For many handsets, that time comes a mere twelve months after it was itself unboxed.
The relentless pressure on consumers to invest in new smartphones routinely sees perfectly good handsets being replaced by newer models offering only marginal improvements.
Yet the allure of newer and better – however limited – can persuade many consumers to upgrade or replace their smartphone.
At this point, the old phone will typically be part-exchanged, resold, gifted or disposed of at a household waste recycling centre.
However, there’s an important intermediate step to consider – deleting personal data from the old device.
Getting personal
Given their ubiquity, smartphones are packed with personally identifiable information.
Examples of PII include stored credit and debit card details, social media profiles and saved passwords.
You could manually erase every app, eliminate your web browsing history and all its related data, delete phone contacts and SMS histories, remove biometric data and erase media files.
Or you could do a factory reset.
This restores the phone to the condition it was in when you unboxed it.
It’ll have no idea which country it’s in, what WiFi network to connect to or – crucially – who you are.
Taking ten minutes to perform a full factory reset on Android saves many hours of manual deletion. It also ensures whoever receives your phone can’t view or access any PII.
But how do you perform a full factory reset on Android phones?
Back to the way things were
Firstly, it’s vitally important to ensure all PII and user preferences have successfully migrated across to the new handset.
That means phone contacts saved on the device as well as on the SIM card (which isn’t always the same thing).

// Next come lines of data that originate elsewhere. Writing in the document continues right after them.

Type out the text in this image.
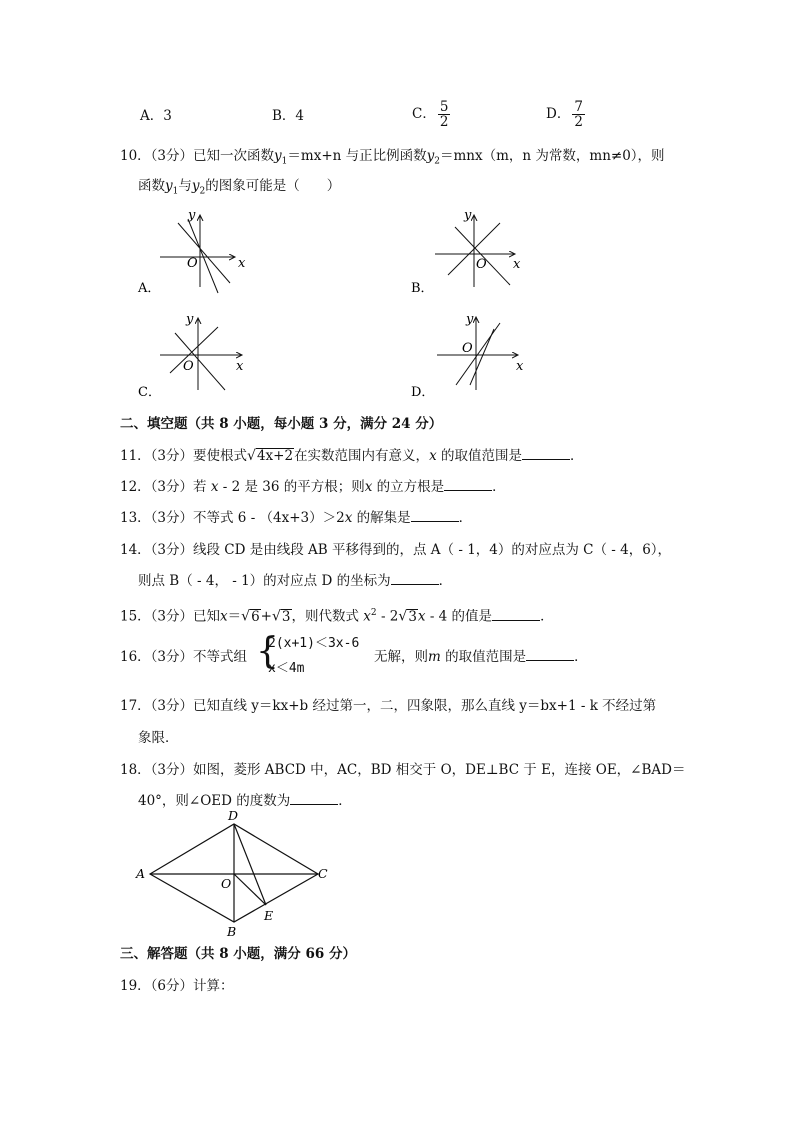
A．3	B．4	C． $\frac{5}{2}$	D． $\frac{7}{2}$
10．（3分）已知一次函数$y_1=mx+n$ 与正比例函数$y_2=mnx(m$，n 为常数，mn≠0），则
函数$y_1$与$y_2$的图象可能是（　　）
O	x
y
A．
O x
y
B．
O	x
y
C．
O
x
y
D．
二、填空题（共 8 小题，每小题 3 分，满分 24 分）
11．（3分）要使根式√4x+2在实数范围内有意义，x 的取值范围是	．
12．（3分）若 x - 2 是 36 的平方根；则x 的立方根是	．
13．（3分）不等式 6 - （4x+3）＞2x 的解集是	．
14．（3分）线段 CD 是由线段 AB 平移得到的，点 A（ - 1，4）的对应点为 C（ - 4，6），
则点 B（ - 4， - 1）的对应点 D 的坐标为	．
15．（3分）已知x＝√6+√3，则代数式 $x^2 - 2√3x - 4$ 的值是	．
16．（3分）不等式组 {
2(x+1)＜3x-6
x＜4m
无解，则m 的取值范围是	．
17．（3分）已知直线 y＝kx+b 经过第一，二，四象限，那么直线 y＝bx+1 - k 不经过第
象限．
18．（3分）如图，菱形 ABCD 中，AC，BD 相交于 O，DE⊥BC 于 E，连接 OE，∠BAD＝
40°，则∠OED 的度数为	．
D
A	C
O
E
B
三、解答题（共 8 小题，满分 66 分）
19．（6分）计算：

It means media files which should either be stored in the cloud or on a microSD card.
It means password utilities, browser bookmarks, and ideally all the apps you had installed.
Once you’re confident the phone can be erased, it’s time to visit the Settings menu.
In newer versions of Android like 9, 10 and 11, the reset facility is located in Settings > System > Reset Options > Delete all data (also known as Erase all data or Factory data reset).
The phone will ask you to confirm the deletion of personal information and downloaded apps.
Clicking the Erase Everything or Reset button will begin to perform a full factory reset on Android.
The handset may restart once or even twice, before displaying a generic Welcome screen with a request to choose your preferred language.
From here, the phone can be safely recycled or disposed of without any PII coming back to haunt you at a later date.